Hold up: Let’s read that a little more closely: Less than 43% of algorithms have greater than 99% accuracy. So, quite a bit more than half are less accurate, though the report doesn’t detail by how much. It could be 98% or it could be 22%.
That same positive statement turns a little less impressive when the number of templates is increased to 3 million. In that test, only three algorithms maintained the same level of accuracy.

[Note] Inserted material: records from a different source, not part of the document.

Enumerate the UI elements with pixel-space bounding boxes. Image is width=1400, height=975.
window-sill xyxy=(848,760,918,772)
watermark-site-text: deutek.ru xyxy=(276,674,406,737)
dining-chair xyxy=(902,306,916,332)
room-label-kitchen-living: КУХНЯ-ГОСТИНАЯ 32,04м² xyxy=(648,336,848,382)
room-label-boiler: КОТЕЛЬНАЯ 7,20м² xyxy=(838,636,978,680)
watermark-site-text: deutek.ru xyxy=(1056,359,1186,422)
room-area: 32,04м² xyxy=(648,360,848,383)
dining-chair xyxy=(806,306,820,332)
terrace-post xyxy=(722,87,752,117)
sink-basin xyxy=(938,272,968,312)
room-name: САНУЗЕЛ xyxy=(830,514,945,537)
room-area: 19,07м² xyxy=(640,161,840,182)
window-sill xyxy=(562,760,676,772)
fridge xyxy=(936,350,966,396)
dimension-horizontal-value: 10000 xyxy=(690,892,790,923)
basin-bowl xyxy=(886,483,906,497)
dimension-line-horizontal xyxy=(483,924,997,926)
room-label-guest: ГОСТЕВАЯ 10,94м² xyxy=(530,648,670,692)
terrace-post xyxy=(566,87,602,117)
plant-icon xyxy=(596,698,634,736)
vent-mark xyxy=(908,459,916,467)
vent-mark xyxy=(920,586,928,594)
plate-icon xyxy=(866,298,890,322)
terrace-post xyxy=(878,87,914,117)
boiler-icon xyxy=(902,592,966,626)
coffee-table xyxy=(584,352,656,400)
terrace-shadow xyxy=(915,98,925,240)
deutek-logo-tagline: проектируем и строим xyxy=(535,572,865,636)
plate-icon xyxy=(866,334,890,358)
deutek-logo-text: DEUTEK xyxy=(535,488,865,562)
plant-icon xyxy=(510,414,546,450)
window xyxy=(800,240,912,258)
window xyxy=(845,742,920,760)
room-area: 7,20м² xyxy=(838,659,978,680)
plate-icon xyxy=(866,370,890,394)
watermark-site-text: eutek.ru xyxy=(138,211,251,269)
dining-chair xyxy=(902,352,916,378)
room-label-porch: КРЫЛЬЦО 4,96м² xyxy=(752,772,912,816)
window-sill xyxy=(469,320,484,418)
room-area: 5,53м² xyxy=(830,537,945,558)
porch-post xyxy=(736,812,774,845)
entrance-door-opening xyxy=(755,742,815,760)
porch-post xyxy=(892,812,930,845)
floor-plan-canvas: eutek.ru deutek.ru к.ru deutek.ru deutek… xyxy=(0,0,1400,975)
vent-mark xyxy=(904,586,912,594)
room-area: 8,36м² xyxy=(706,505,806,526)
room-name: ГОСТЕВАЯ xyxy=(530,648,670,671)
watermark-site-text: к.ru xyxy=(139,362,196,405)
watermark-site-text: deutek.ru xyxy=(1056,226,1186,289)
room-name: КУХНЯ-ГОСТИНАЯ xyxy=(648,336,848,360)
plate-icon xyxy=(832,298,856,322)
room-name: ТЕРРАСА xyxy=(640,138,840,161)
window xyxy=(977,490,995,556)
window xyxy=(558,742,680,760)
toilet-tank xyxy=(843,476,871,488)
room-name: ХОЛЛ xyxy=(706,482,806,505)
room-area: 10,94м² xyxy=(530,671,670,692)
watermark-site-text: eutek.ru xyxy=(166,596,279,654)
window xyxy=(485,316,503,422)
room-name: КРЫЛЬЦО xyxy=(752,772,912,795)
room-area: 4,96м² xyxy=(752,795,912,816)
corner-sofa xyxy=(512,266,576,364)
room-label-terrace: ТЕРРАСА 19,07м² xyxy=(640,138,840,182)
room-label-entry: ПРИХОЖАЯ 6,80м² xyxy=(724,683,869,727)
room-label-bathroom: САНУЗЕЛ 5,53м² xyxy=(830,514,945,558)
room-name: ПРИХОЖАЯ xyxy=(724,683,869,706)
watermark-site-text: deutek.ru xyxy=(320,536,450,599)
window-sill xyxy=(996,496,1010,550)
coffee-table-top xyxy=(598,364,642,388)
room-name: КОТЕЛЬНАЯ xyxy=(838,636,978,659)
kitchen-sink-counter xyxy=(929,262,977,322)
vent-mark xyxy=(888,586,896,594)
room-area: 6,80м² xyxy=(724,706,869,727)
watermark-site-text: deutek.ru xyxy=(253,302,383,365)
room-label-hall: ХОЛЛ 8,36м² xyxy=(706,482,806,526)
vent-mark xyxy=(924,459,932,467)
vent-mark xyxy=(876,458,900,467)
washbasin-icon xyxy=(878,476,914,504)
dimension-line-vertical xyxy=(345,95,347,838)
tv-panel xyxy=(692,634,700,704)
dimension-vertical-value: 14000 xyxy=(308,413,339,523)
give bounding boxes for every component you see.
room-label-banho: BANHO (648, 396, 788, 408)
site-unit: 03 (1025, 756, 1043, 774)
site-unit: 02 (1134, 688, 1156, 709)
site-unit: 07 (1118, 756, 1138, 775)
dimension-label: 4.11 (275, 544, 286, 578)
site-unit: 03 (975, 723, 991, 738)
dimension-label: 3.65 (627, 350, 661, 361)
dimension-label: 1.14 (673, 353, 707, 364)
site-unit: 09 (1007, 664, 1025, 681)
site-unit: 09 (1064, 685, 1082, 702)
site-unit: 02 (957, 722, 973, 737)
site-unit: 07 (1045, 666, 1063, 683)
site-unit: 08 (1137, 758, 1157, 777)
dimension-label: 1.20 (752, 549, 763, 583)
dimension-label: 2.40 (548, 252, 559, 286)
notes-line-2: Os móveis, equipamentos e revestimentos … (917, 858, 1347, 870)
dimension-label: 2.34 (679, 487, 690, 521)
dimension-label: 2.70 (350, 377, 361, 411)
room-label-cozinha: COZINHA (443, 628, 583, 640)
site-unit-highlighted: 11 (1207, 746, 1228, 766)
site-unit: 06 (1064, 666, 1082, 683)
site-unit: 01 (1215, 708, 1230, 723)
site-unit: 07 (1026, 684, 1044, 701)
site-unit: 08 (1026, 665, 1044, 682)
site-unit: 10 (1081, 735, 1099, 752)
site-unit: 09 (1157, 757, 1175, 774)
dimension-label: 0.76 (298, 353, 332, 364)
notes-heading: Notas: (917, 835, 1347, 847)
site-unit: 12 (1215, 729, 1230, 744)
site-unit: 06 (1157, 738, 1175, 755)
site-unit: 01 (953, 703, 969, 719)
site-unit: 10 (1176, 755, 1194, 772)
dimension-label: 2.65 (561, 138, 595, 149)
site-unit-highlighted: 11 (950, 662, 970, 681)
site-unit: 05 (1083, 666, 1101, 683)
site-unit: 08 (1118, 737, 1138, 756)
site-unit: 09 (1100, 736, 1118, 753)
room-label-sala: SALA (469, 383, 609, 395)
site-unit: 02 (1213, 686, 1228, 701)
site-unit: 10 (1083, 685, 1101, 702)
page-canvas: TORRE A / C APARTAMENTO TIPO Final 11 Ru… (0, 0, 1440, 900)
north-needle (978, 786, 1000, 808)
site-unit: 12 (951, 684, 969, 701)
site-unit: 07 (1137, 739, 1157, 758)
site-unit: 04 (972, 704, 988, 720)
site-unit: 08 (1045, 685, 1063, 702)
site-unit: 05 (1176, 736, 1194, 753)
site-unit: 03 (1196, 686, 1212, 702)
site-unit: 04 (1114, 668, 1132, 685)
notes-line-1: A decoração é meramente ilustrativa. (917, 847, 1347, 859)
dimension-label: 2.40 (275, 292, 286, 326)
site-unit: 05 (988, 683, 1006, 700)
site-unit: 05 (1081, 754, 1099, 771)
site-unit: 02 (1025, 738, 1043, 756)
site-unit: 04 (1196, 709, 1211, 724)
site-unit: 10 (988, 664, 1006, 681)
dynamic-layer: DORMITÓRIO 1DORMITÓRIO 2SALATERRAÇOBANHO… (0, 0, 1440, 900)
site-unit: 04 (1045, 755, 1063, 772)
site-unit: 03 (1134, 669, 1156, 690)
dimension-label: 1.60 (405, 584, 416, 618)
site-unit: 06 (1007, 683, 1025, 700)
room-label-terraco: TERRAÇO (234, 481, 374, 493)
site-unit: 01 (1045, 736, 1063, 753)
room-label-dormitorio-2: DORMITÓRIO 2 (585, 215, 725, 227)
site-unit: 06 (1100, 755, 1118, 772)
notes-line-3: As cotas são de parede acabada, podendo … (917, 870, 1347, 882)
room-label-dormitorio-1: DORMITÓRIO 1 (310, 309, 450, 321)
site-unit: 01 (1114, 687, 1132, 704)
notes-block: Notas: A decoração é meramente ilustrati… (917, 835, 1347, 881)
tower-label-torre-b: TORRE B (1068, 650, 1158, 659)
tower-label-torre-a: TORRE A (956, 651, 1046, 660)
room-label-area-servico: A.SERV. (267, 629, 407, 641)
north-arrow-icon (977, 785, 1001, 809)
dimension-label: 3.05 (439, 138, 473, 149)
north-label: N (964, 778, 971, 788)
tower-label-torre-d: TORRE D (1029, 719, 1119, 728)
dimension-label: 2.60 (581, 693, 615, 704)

When it comes to assessment across race and sex, the results grow more dim. If you have time, scroll through this 82-page report published by NIST. In short, false negatives and false positives vary tremendously by algorithm but are both notably higher for Black, Latino, and Asian individuals and women than they are for white men. Further, there is less accuracy in identifying young and older individuals than middle aged individuals.
Looking forward
What this means is that the current state of facial recognition technology is inconsistent. For some use cases, it’s an excellent solution. For others, it isn’t there yet. It also means that users will have to be diligent about how they use the technology, irrespective of the efficacy (demonstrated or self-stated) of the vendor offering. A company that buys a great technology — be it facial recognition or otherwise — must:
Properly vet the vendor before signing a contract
Monitor and audit data outputs during use
Establish best practices for operating the tool
Maintain governance over actions resulting from the technology’s use
Failure to do so will result in poor decision making and possibly worse. In the case of facial recognition technology, we’re talking about data privacy issues, bias and discrimination, personal harm, and the intentional or unintentional spread of disinformation and misinformation. That’s just to start.
All of the above being said, this post is not meant to be a warning. It is meant to level set the state of AI-based products and facial recognition technology. It is also meant to be a reminder that no technology is plug-and-play. The “best” products in the world aren’t fruitful if they are mismanaged (or unmanaged). And good decisions can’t be made using flawed data. As a security community we all have a responsibility to continuously improve processes and people skills. Technology is just one tool in the proverbial toolbox.